The ship is named in honour of Kanaklata Barua, a freedom fighter who was martyred while leading a procession carrying the Indian national flag during the 1942 Quit India movement. ICGS Kanaklata Barua is replacement of a similar named vessel which was in commission from 1997 to 2018. The ship is commanded by Commandant (JG) Subhash Kapoor.

 The ship, on joining the Coast Guard fleet, will be deployed extensively for EEZ surveillance, Coastal Security and other duties as enshrined in the Coast Guard charter of duties, to safeguard the maritime interests of the Nation.
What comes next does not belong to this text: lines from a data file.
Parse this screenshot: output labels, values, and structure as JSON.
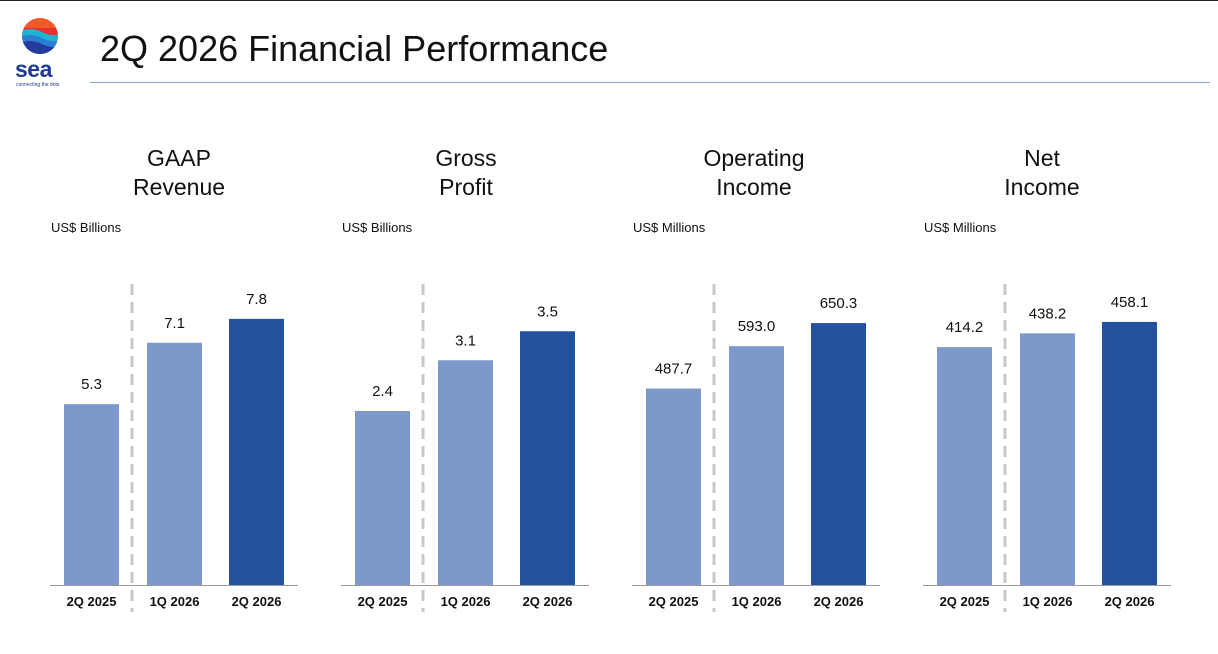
{
  "header": {
    "title": "2Q 2026 Financial Performance",
    "logo_text": "sea",
    "logo_tagline": "connecting the dots"
  },
  "colors": {
    "bar_light": "#7b9acb",
    "bar_dark": "#22529d",
    "divider": "#c8c8c8",
    "baseline": "#9a9a9a"
  },
  "chart_data": [
    {
      "type": "bar",
      "title": "GAAP Revenue",
      "title_lines": [
        "GAAP",
        "Revenue"
      ],
      "unit": "US$ Billions",
      "categories": [
        "2Q 2025",
        "1Q 2026",
        "2Q 2026"
      ],
      "values": [
        5.3,
        7.1,
        7.8
      ],
      "labels": [
        "5.3",
        "7.1",
        "7.8"
      ],
      "ylim": [
        0,
        8.5
      ]
    },
    {
      "type": "bar",
      "title": "Gross Profit",
      "title_lines": [
        "Gross",
        "Profit"
      ],
      "unit": "US$ Billions",
      "categories": [
        "2Q 2025",
        "1Q 2026",
        "2Q 2026"
      ],
      "values": [
        2.4,
        3.1,
        3.5
      ],
      "labels": [
        "2.4",
        "3.1",
        "3.5"
      ],
      "ylim": [
        0,
        4.0
      ]
    },
    {
      "type": "bar",
      "title": "Operating Income",
      "title_lines": [
        "Operating",
        "Income"
      ],
      "unit": "US$ Millions",
      "categories": [
        "2Q 2025",
        "1Q 2026",
        "2Q 2026"
      ],
      "values": [
        487.7,
        593.0,
        650.3
      ],
      "labels": [
        "487.7",
        "593.0",
        "650.3"
      ],
      "ylim": [
        0,
        720
      ]
    },
    {
      "type": "bar",
      "title": "Net Income",
      "title_lines": [
        "Net",
        "Income"
      ],
      "unit": "US$ Millions",
      "categories": [
        "2Q 2025",
        "1Q 2026",
        "2Q 2026"
      ],
      "values": [
        414.2,
        438.2,
        458.1
      ],
      "labels": [
        "414.2",
        "438.2",
        "458.1"
      ],
      "ylim": [
        0,
        505
      ]
    }
  ]
}
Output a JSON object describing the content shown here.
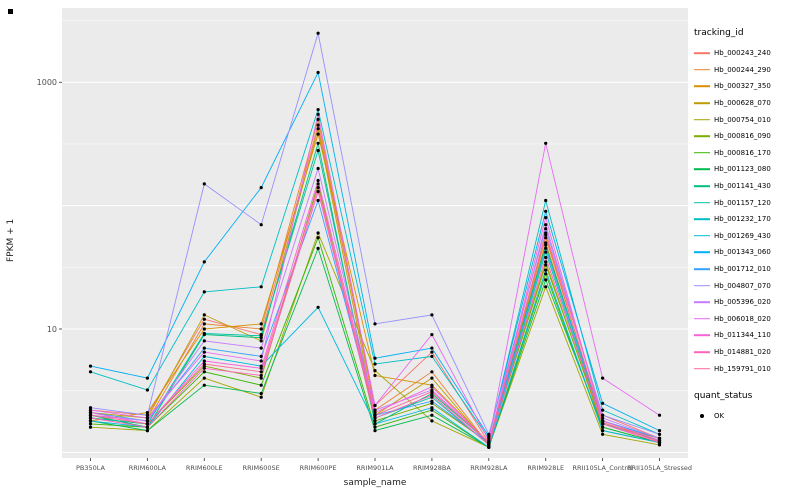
{
  "chart_data": {
    "type": "line",
    "title": "",
    "xlabel": "sample_name",
    "ylabel": "FPKM + 1",
    "y_scale": "log10",
    "y_ticks": [
      10,
      1000
    ],
    "ylim": [
      0.9,
      4000
    ],
    "panel_bg": "#EBEBEB",
    "grid_color": "#FFFFFF",
    "point_color": "#000000",
    "legend_title": "tracking_id",
    "legend2_title": "quant_status",
    "legend2_items": [
      {
        "label": "OK"
      }
    ],
    "categories": [
      "PB350LA",
      "RRIM600LA",
      "RRIM600LE",
      "RRIM600SE",
      "RRIM600PE",
      "RRIM901LA",
      "RRIM928BA",
      "RRIM928LA",
      "RRIM928LE",
      "RRII105LA_Control",
      "RRII105LA_Stressed"
    ],
    "series": [
      {
        "name": "Hb_000243_240",
        "color": "#F8766D",
        "values": [
          2.2,
          2.0,
          12,
          9,
          450,
          2.4,
          6.5,
          1.2,
          60,
          2.0,
          1.3
        ]
      },
      {
        "name": "Hb_000244_290",
        "color": "#EA8331",
        "values": [
          2.0,
          1.8,
          11,
          10,
          500,
          2.2,
          4.5,
          1.15,
          55,
          1.8,
          1.25
        ]
      },
      {
        "name": "Hb_000327_350",
        "color": "#D89000",
        "values": [
          1.8,
          2.1,
          10,
          11,
          380,
          4.2,
          3.5,
          1.2,
          50,
          1.7,
          1.3
        ]
      },
      {
        "name": "Hb_000628_070",
        "color": "#C09B00",
        "values": [
          2.1,
          1.9,
          13,
          8,
          420,
          2.0,
          4.0,
          1.15,
          35,
          1.6,
          1.2
        ]
      },
      {
        "name": "Hb_000754_010",
        "color": "#A3A500",
        "values": [
          1.6,
          1.5,
          4.0,
          2.8,
          60,
          4.6,
          1.8,
          1.1,
          22,
          1.4,
          1.15
        ]
      },
      {
        "name": "Hb_000816_090",
        "color": "#7CAE00",
        "values": [
          1.9,
          1.7,
          5.0,
          4.0,
          150,
          1.8,
          2.5,
          1.2,
          33,
          1.7,
          1.25
        ]
      },
      {
        "name": "Hb_000816_170",
        "color": "#39B600",
        "values": [
          1.7,
          1.6,
          4.5,
          3.5,
          55,
          1.6,
          2.2,
          1.1,
          28,
          1.5,
          1.2
        ]
      },
      {
        "name": "Hb_001123_080",
        "color": "#00BB4E",
        "values": [
          1.8,
          1.5,
          3.5,
          3.0,
          45,
          1.5,
          2.0,
          1.1,
          25,
          1.6,
          1.2
        ]
      },
      {
        "name": "Hb_001141_430",
        "color": "#00BF7D",
        "values": [
          2.0,
          1.6,
          9.0,
          8.5,
          320,
          1.7,
          3.0,
          1.2,
          48,
          1.8,
          1.3
        ]
      },
      {
        "name": "Hb_001157_120",
        "color": "#00C1A3",
        "values": [
          1.9,
          1.7,
          9.2,
          8.8,
          280,
          1.9,
          2.8,
          1.15,
          42,
          1.7,
          1.25
        ]
      },
      {
        "name": "Hb_001232_170",
        "color": "#00BFC4",
        "values": [
          4.5,
          3.2,
          20,
          22,
          600,
          5.2,
          6.0,
          1.3,
          110,
          2.2,
          1.4
        ]
      },
      {
        "name": "Hb_001269_430",
        "color": "#00BAE0",
        "values": [
          1.8,
          1.6,
          6.0,
          5.0,
          15,
          1.7,
          2.3,
          1.1,
          30,
          1.5,
          1.2
        ]
      },
      {
        "name": "Hb_001343_060",
        "color": "#00B0F6",
        "values": [
          5.0,
          4.0,
          35,
          140,
          1200,
          5.8,
          7.0,
          1.35,
          90,
          2.5,
          1.5
        ]
      },
      {
        "name": "Hb_001712_010",
        "color": "#35A2FF",
        "values": [
          2.1,
          1.8,
          7.0,
          6.0,
          110,
          2.0,
          2.6,
          1.2,
          45,
          1.8,
          1.3
        ]
      },
      {
        "name": "Hb_004807_070",
        "color": "#9590FF",
        "values": [
          2.3,
          2.0,
          150,
          70,
          2500,
          11,
          13,
          1.4,
          65,
          2.0,
          1.4
        ]
      },
      {
        "name": "Hb_005396_020",
        "color": "#C77CFF",
        "values": [
          2.0,
          1.8,
          8.0,
          7.0,
          200,
          2.2,
          3.2,
          1.2,
          70,
          1.9,
          1.3
        ]
      },
      {
        "name": "Hb_006018_020",
        "color": "#E76BF3",
        "values": [
          2.2,
          1.9,
          6.5,
          5.5,
          550,
          2.4,
          9.0,
          1.25,
          320,
          4.0,
          2.0
        ]
      },
      {
        "name": "Hb_011344_110",
        "color": "#FA62DB",
        "values": [
          2.1,
          1.7,
          5.5,
          4.8,
          160,
          2.1,
          3.4,
          1.2,
          80,
          1.8,
          1.25
        ]
      },
      {
        "name": "Hb_014881_020",
        "color": "#FF62BC",
        "values": [
          1.9,
          1.6,
          4.8,
          4.2,
          130,
          1.9,
          2.9,
          1.15,
          38,
          1.7,
          1.2
        ]
      },
      {
        "name": "Hb_159791_010",
        "color": "#FF6A98",
        "values": [
          2.0,
          1.7,
          5.2,
          4.5,
          140,
          2.0,
          3.1,
          1.2,
          58,
          1.75,
          1.22
        ]
      }
    ]
  }
}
With the commissioning of this ship, Indian Coast Guard has 151 ships and boats and 62 aircraft. Further, 40 ships are at various stages of construction at different Indian shipyards and 16 Advanced Light Helicopters are under production at HAL, Bengaluru, which will provide the added strength to the surveillance capabilities of ICG to deal with the ever-dynamic maritime challenges. 

The Indian Coast Guard has been a pioneer in inducting indigenous assets. In continuation of efforts to maximise the indigenous content in new assets, ICG is proud to state that the ship commissioned today, has about 70% indigenous content, thus providing the necessary fillip to the Indian shipbuilding industry. True to its motto “Vayam Rakshamah” meaning “We Protect”, ICG has to its credit of saving about 9,750 lives at sea, 12,500 lives as part of assistance rendered to civil authorities and undertook 384 medical evacuations, which works out to one life saved every two days. 

The deterrence created by the ICG is not limited to the Indian waters, but collaboration with friendly littoral states as per provisions of bilateral cooperation agreements resulted in successful apprehension and seizure of drugs in Indian Ocean Region (IOR).The real time information sharing, close coordination and understanding between ICG and other agencies has been the key success of these operations. The hawk eye vigil by the ICG of the Indian Exclusive Economic Zone (EEZ) has ensured seizure of about Rs 7,000 crore contraband, 1,600 foreign fishing vessels with 13,000 miscreants were apprehended for fishing illegally in Indian waters, during the same period. ICG remains committed to ensure ‘Safe, Secure and Clean seas’ around the Indian subcontinent.